Kein schöner Begriff: „geistige Behinderung”. Kein zutreffender. Das ist es, was uns das Buch Leichte Sprache von Cristina Morales sofort lehrt. Nach der Lektüre sind wir bessere Menschen. Wir können endlich verstehen. Leichte Sprache, auf Spanisch Lectura fácil, ist ein außergewöhnliches Buch: sprachlich gegenwärtig, textuell vielfältig, thematisch innovativ. Ein mutiges Buch für mutiges Publikum.
Die vier Protagonistinnen, vier Frauen mit funktionaler Diversität1, dekodifizieren für uns ihre Welt voller Hindernisse. Mit hellsichtigen Stimmen stellen sie die Bevormundung durch staatliche Ebenen und die Konsequenzen dar. Eine wahre Reflexion über gesellschaftliche Integration im Barcelona der pre-Pandemie-Zeit, geprägt unter anderem vom Unabhängigkeits- und Frauendiskurs, sowie der Hausbesetzungsbewegung und dem Anarchismus. Eine kritische Auseinandersetzung mit dem etablierten System: neue Politik versus die alte. Im wahrsten Sinne eine Revolution in der Literatur Spaniens, die den rennomierten 36. Preis Herralde de Novela und den Premio nacional de narrativa 2019 verdient hat.
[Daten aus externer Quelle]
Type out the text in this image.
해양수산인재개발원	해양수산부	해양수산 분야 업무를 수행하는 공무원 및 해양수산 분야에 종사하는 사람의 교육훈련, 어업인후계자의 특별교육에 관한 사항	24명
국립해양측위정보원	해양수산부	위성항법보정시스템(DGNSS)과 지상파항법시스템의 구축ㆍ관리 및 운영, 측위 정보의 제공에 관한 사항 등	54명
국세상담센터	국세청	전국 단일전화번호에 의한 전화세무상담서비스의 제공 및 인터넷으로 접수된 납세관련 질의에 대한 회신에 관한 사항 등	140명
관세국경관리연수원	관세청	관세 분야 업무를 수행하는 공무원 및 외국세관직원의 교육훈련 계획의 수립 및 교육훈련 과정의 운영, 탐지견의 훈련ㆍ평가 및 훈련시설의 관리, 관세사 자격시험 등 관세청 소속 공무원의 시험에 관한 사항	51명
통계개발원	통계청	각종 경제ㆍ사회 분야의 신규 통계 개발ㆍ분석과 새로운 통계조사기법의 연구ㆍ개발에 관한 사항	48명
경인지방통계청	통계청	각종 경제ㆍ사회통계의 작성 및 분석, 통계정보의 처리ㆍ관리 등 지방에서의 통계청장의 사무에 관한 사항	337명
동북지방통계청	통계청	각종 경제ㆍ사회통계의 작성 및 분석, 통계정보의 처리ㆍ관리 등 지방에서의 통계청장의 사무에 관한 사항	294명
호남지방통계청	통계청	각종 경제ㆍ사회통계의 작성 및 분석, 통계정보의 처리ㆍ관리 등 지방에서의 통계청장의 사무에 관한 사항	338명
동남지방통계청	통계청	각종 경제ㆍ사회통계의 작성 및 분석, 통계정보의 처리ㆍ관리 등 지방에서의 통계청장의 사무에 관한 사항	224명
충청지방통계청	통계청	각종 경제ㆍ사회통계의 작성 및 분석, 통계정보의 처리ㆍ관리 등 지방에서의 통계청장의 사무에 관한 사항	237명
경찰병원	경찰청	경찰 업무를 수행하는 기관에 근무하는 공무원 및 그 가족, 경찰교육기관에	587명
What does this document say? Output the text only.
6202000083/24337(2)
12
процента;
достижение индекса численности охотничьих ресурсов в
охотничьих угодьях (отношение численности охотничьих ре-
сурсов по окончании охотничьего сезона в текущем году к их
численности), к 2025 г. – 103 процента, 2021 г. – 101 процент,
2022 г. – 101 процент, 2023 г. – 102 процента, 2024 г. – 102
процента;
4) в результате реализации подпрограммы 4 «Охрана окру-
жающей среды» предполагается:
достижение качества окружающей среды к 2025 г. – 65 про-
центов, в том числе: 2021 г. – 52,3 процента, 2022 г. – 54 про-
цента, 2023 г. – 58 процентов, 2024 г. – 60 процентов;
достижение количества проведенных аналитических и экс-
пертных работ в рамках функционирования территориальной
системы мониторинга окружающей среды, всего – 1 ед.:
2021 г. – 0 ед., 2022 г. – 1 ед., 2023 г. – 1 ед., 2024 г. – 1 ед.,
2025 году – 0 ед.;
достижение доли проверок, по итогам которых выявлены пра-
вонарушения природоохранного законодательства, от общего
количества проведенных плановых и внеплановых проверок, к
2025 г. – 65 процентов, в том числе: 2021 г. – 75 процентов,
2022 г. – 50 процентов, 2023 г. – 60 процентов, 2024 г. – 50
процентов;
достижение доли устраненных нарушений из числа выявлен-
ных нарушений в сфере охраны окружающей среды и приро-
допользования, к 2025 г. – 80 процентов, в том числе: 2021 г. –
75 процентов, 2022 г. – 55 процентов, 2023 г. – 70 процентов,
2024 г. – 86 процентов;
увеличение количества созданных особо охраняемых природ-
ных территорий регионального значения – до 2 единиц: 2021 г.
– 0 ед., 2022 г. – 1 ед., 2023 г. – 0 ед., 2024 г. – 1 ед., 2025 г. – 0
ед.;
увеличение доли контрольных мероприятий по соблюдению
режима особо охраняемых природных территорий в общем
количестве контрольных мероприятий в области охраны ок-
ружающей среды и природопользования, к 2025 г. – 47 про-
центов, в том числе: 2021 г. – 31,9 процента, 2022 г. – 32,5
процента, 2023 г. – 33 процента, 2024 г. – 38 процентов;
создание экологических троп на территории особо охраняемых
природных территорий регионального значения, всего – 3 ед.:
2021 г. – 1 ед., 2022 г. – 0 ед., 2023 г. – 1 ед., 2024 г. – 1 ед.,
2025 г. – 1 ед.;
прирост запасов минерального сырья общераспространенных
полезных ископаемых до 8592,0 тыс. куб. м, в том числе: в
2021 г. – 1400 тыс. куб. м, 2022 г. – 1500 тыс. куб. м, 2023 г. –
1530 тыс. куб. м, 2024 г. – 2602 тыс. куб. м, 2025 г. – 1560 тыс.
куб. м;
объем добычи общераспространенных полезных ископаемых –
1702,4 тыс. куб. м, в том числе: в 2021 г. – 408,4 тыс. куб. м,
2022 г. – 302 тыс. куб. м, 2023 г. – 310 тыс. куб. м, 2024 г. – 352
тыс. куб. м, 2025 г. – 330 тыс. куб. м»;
1 Funktionale Diversität ist ein im Spanischen verwendeter, politisch und sozial korrekter Begriff für Behinderung, für den es im deutschen keine geläufige Entsprechung gibt.
LEICHTE SPRACHE | Cristina Morales | Übersetzung: Friederike von Criegern | ROMAN Matthes & Seitz | Berlin 2022 | 409 S. | €25,00
Mila Crespo Picó
wurde im Dezember 2020 als Direktorin des Instituto Cervantes in Bremen berufen, nachdem sie zuvor die Studienleitung in München und Bukarest inne hatte. Das Instituto Cervantes Bremen ist ein offenes Haus und dient als Treffpunkt für all diejenigen, die sich für jegliche Aspekte der vielseitigen Kultur der spanischsprachigen Länder interessieren.